Mas e daí? É relativamente fácil ligar os pontos sabendo qual a proposta de todo o movimento da Nouvelle Vague, mas não diria que “À bout de souffle” faz um bom trabalho na transmissão desses ideais rebeldes. Ela é introduzida por si sem que comunique suas intenções de forma clara, enquanto a solução nada tem a ver com exposição barata revelando as intenções dos artistas responsáveis. Em outras palavras, existem alguns indicativos sinalizando uma tendência narrativa e não muito mais do que isso. Por mais que esteja sendo perseguido pela polícia, Michel não está nem aí e continua vagando de carro roubado em carro roubado, de Montparnasse a Montmartre, sem estar ativamente fugindo. Ele só continua com sua rotina de não fazer nada em particular e ocasionalmente fazer um telefonema cobrando pessoas que lhe devem dinheiro. Mesmo assim, nem para cobrar os outros ele parece estar particularmente ativo. Tudo bem se a pessoa não estiver disponível, Michel sempre pensa que talvez no próximo dia a solução apareça facilmente.
A garota por sua vez, tem um tipo de pseudo-emprego vendendo jornais americanos em Paris para se ocupar enquanto espera por uma vaga na universidade. Até ela, por mais que tenha objetivos melhor definidos, não parece muito ansiosa ou determinada a chegar onde deseja. Apenas um momento dentre dezenas de outras cenas mostra a menina realmente correndo atrás de algum tipo de objetivo maior que o hedonismo inerte, algo diferente do tal narcisismo frequentemente apontado pela crítica como combustível daqueles dois jovens. Não há manifesto de vontade forte o bastante para ser atribuído à uma inflação de ego, apenas inexperiência, ingenuidade e talvez ignorância por trás de cada ato pouco inspirado. Afinal de contas, está tudo certo porque eventualmente os pais vão mandar dinheiro dos Estados Unidos para ela continuar se virando na França na companhia de um vagabundo. Seria um sinal do tipo de ideais defendidos pela tal nova geração de cineastas? Provavelmente não. Apenas outro indício de que, sim, eles são bastante diferentes dos velhos, dos conservadores e dos contentes com manter o status quo.

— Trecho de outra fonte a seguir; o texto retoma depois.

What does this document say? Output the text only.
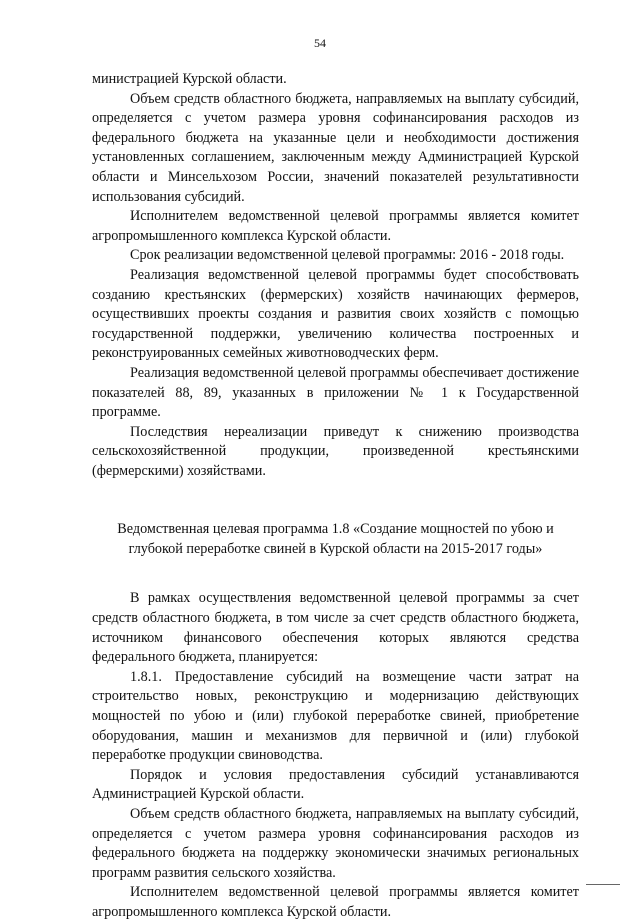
54

министрацией Курской области.

Объем средств областного бюджета, направляемых на выплату субсидий, определяется с учетом размера уровня софинансирования расходов из федерального бюджета на указанные цели и необходимости достижения установленных соглашением, заключенным между Администрацией Курской области и Минсельхозом России, значений показателей результативности использования субсидий.

Исполнителем ведомственной целевой программы является комитет агропромышленного комплекса Курской области.

Срок реализации ведомственной целевой программы: 2016 - 2018 годы.

Реализация ведомственной целевой программы будет способствовать созданию крестьянских (фермерских) хозяйств начинающих фермеров, осуществивших проекты создания и развития своих хозяйств с помощью государственной поддержки, увеличению количества построенных и реконструированных семейных животноводческих ферм.

Реализация ведомственной целевой программы обеспечивает достижение показателей 88, 89, указанных в приложении № 1 к Государственной программе.

Последствия нереализации приведут к снижению производства сельскохозяйственной продукции, произведенной крестьянскими (фермерскими) хозяйствами.

Ведомственная целевая программа 1.8 «Создание мощностей по убою и
глубокой переработке свиней в Курской области на 2015-2017 годы»

В рамках осуществления ведомственной целевой программы за счет средств областного бюджета, в том числе за счет средств областного бюджета, источником финансового обеспечения которых являются средства федерального бюджета, планируется:

1.8.1. Предоставление субсидий на возмещение части затрат на строительство новых, реконструкцию и модернизацию действующих мощностей по убою и (или) глубокой переработке свиней, приобретение оборудования, машин и механизмов для первичной и (или) глубокой переработке продукции свиноводства.

Порядок и условия предоставления субсидий устанавливаются Администрацией Курской области.

Объем средств областного бюджета, направляемых на выплату субсидий, определяется с учетом размера уровня софинансирования расходов из федерального бюджета на поддержку экономически значимых региональных программ развития сельского хозяйства.

Исполнителем ведомственной целевой программы является комитет агропромышленного комплекса Курской области.
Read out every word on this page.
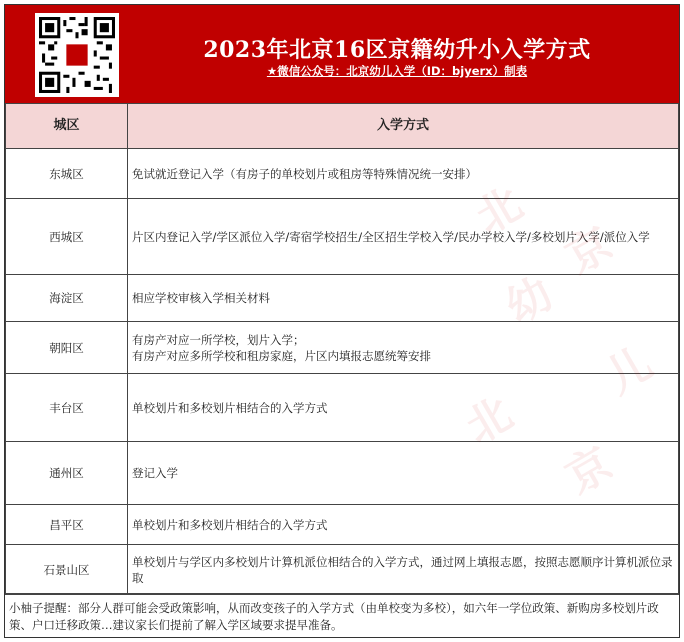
2023年北京16区京籍幼升小入学方式
★微信公众号：北京幼儿入学（ID：bjyerx）制表
城区	入学方式
东城区	免试就近登记入学（有房子的单校划片或租房等特殊情况统一安排）
西城区	片区内登记入学/学区派位入学/寄宿学校招生/全区招生学校入学/民办学校入学/多校划片入学/派位入学
海淀区	相应学校审核入学相关材料
朝阳区	有房产对应一所学校，划片入学；
有房产对应多所学校和租房家庭，片区内填报志愿统筹安排

丰台区	单校划片和多校划片相结合的入学方式
通州区	登记入学
昌平区	单校划片和多校划片相结合的入学方式
石景山区	单校划片与学区内多校划片计算机派位相结合的入学方式，通过网上填报志愿，按照志愿顺序计算机派位录取
小柚子提醒：部分人群可能会受政策影响，从而改变孩子的入学方式（由单校变为多校），如六年一学位政策、新购房多校划片政策、户口迁移政策…建议家长们提前了解入学区域要求提早准备。
北
京
幼
儿
北
京
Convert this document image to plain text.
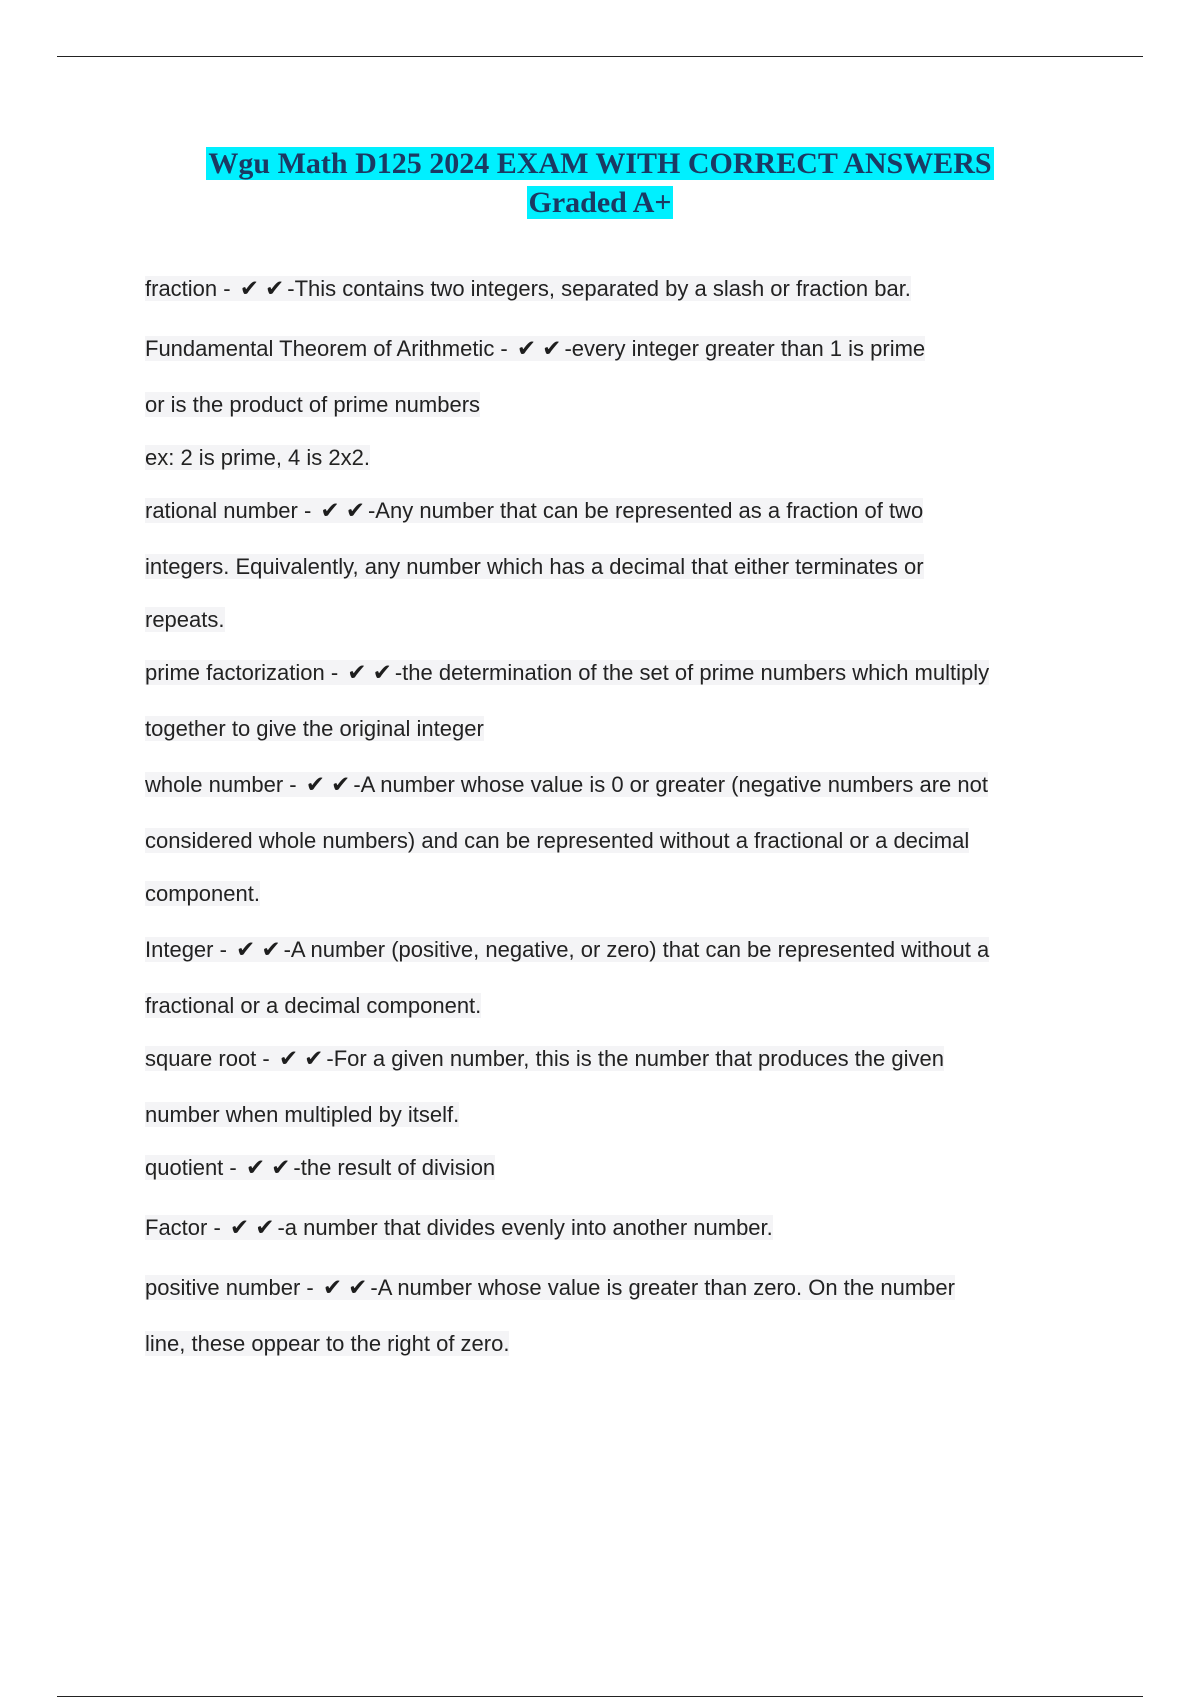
Wgu Math D125 2024 EXAM WITH CORRECT ANSWERS
Graded A+
fraction - ✔ ✔ -This contains two integers, separated by a slash or fraction bar.
Fundamental Theorem of Arithmetic - ✔ ✔ -every integer greater than 1 is prime
or is the product of prime numbers
ex: 2 is prime, 4 is 2x2.
rational number - ✔ ✔ -Any number that can be represented as a fraction of two
integers. Equivalently, any number which has a decimal that either terminates or
repeats.
prime factorization - ✔ ✔ -the determination of the set of prime numbers which multiply
together to give the original integer
whole number - ✔ ✔ -A number whose value is 0 or greater (negative numbers are not
considered whole numbers) and can be represented without a fractional or a decimal
component.
Integer - ✔ ✔ -A number (positive, negative, or zero) that can be represented without a
fractional or a decimal component.
square root - ✔ ✔ -For a given number, this is the number that produces the given
number when multipled by itself.
quotient - ✔ ✔ -the result of division
Factor - ✔ ✔ -a number that divides evenly into another number.
positive number - ✔ ✔ -A number whose value is greater than zero. On the number
line, these oppear to the right of zero.
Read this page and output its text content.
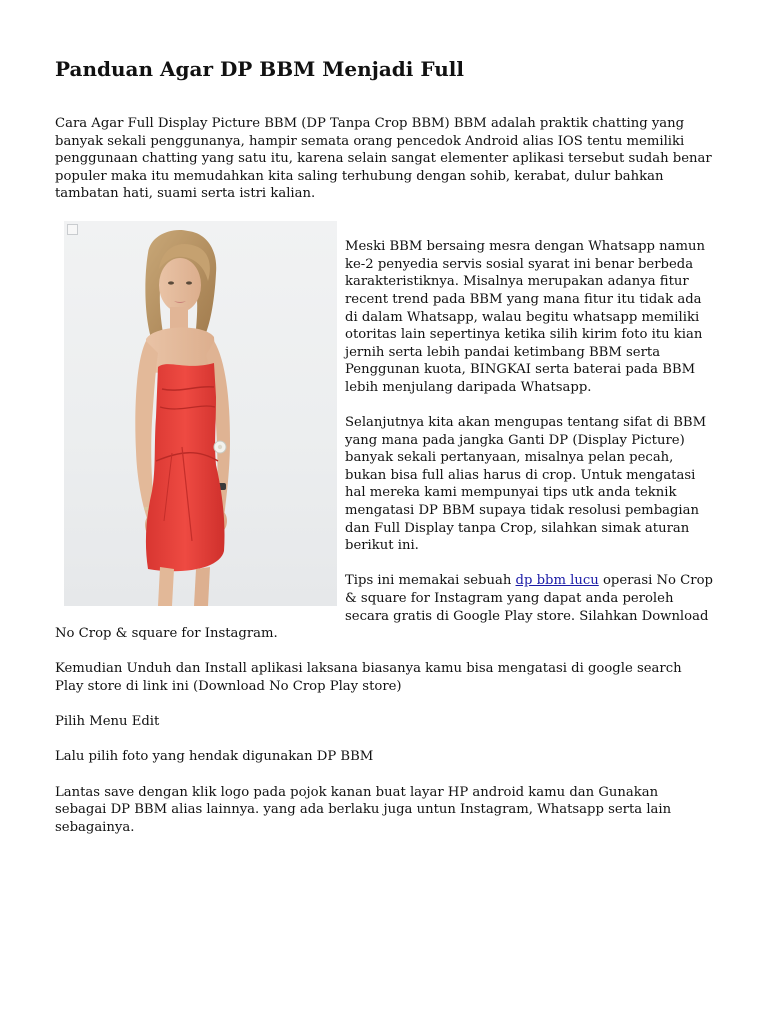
Panduan Agar DP BBM Menjadi Full

Cara Agar Full Display Picture BBM (DP Tanpa Crop BBM) BBM adalah praktik chatting yang banyak sekali penggunanya, hampir semata orang pencedok Android alias IOS tentu memiliki penggunaan chatting yang satu itu, karena selain sangat elementer aplikasi tersebut sudah benar populer maka itu memudahkan kita saling terhubung dengan sohib, kerabat, dulur bahkan tambatan hati, suami serta istri kalian.

Meski BBM bersaing mesra dengan Whatsapp namun ke-2 penyedia servis sosial syarat ini benar berbeda karakteristiknya. Misalnya merupakan adanya fitur recent trend pada BBM yang mana fitur itu tidak ada di dalam Whatsapp, walau begitu whatsapp memiliki otoritas lain sepertinya ketika silih kirim foto itu kian jernih serta lebih pandai ketimbang BBM serta Penggunan kuota, BINGKAI serta baterai pada BBM lebih menjulang daripada Whatsapp.

Selanjutnya kita akan mengupas tentang sifat di BBM yang mana pada jangka Ganti DP (Display Picture) banyak sekali pertanyaan, misalnya pelan pecah, bukan bisa full alias harus di crop. Untuk mengatasi hal mereka kami mempunyai tips utk anda teknik mengatasi DP BBM supaya tidak resolusi pembagian dan Full Display tanpa Crop, silahkan simak aturan berikut ini.

Tips ini memakai sebuah dp bbm lucu operasi No Crop & square for Instagram yang dapat anda peroleh secara gratis di Google Play store. Silahkan Download No Crop & square for Instagram.

Kemudian Unduh dan Install aplikasi laksana biasanya kamu bisa mengatasi di google search Play store di link ini (Download No Crop Play store)

Pilih Menu Edit

Lalu pilih foto yang hendak digunakan DP BBM

Lantas save dengan klik logo pada pojok kanan buat layar HP android kamu dan Gunakan sebagai DP BBM alias lainnya. yang ada berlaku juga untun Instagram, Whatsapp serta lain sebagainya.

O que há de tão fascinante nisso, não sei dizer direito. “À bout de souffle” é, em grande parte, um filme que deixa um sentimento de “tanto faz” no espectador com exceção dos momentos em que o vácuo de eventos significativo dá lugar à algumas interações cativantes. Nelas, é possível esquecer quão sem graça é Michel e apreciar como a personalidade jovialmente enigmática de Patricia extrai alguns momentos bons dele. Por causa disso não consigo evitar pensar justamente na razão que faz “Jules et Jim” um filme tão bom: personagens interessantes a ponto de sustentar uma trama simples. Talvez esta obra de Godard seja importante e respeitada mais pelo que permitiu outros cineastas fazer do que pelo que faz exatamente. Gavrilo Princip deu início à Grande Guerra com um tiro, mas o que é isso diante da carnificina em Verdun? Este filme foi o empurrão, enquanto o ápice veio mais tarde.